The Hannahville community has been there every step of the way to show this team just how proud they are.
“I was on the bus ride waiting to go home and we passed the stop, then the next thing you know there are a bunch of cops escorting us and a bunch of cars behind us,” Jackson said. “I really liked it because it was fun and a cool experience.”
“When we came home we got escorted with fire trucks and police cars, the boys were eating it right up and loving it and I was like ‘You guys deserve it. You put the time in and this is what happens,” Eagle said.
“They didn’t even know anything about the parade,” Marilyn said. “When we were all leaving I talked to Josh and Josh said ‘What about this parade?’ and I said ‘It’s in the makings!’ just a couple phone calls and before you know it when we got closer to home people kept telling me ‘Call me when you get to Rapid’, ‘Call me when you get to Escanaba’, and the last time I called was when we were in Hyde on the bridge I said ‘I just passed Hyde bridge and the boys are maybe 20 minutes behind me.
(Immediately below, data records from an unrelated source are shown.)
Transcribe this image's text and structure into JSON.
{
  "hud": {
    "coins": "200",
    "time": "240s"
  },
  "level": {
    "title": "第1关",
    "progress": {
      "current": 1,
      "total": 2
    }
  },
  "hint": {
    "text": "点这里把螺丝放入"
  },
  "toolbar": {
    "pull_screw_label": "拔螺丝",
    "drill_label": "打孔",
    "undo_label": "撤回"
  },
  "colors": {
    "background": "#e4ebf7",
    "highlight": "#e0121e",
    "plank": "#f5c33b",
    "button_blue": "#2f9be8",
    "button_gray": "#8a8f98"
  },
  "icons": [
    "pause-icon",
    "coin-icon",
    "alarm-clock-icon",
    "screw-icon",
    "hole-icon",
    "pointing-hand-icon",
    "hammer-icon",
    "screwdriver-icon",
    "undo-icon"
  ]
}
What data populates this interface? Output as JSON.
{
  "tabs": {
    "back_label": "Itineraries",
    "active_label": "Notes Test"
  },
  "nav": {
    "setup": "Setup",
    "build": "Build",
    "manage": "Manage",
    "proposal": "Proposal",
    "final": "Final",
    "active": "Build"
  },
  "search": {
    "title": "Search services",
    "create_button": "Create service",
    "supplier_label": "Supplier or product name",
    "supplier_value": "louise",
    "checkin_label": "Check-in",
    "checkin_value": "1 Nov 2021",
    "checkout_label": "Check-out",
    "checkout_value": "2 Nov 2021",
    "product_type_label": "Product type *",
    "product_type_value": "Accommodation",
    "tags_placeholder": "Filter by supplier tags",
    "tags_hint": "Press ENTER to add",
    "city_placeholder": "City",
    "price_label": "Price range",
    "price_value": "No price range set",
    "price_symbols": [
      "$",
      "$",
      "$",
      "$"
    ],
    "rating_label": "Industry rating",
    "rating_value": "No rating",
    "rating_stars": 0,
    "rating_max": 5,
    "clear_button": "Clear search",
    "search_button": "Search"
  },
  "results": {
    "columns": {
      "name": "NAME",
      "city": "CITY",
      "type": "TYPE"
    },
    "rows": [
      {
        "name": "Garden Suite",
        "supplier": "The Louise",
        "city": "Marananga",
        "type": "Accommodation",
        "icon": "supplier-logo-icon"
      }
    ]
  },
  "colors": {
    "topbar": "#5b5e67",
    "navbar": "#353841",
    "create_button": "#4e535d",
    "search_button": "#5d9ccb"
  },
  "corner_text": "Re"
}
We’re coming home and we are coming home with the trophy.”
And even with their historic season, to coach Josh Eagle, his reason for coaching extends far beyond the hardwood and the trophies.
“I use this platform with this game to give these kids an opportunity to become better people,” Eagle said. “As long as I put my time in, and I work as hard as I can that when you develop that trust that he possibly knows what he’s talking about, or that he can help us get there. Then the other part is you slip all that character development in there as much as you possibly can and that it is bigger than this game. This is just a game and it’s going to fade away someday and most of you guys probably won’t do anything in the game. As far as like going on with your future, but hopefully you take things to your careers, to your families, to your loved ones, to your husband, to your wife, something and we’ve done our job if I if we can do that for the kids.”
“They achieved that goal and they made the community proud,” Marilyn said. “Not only the school but the staff, their parents, and especially me. I am very proud of them.”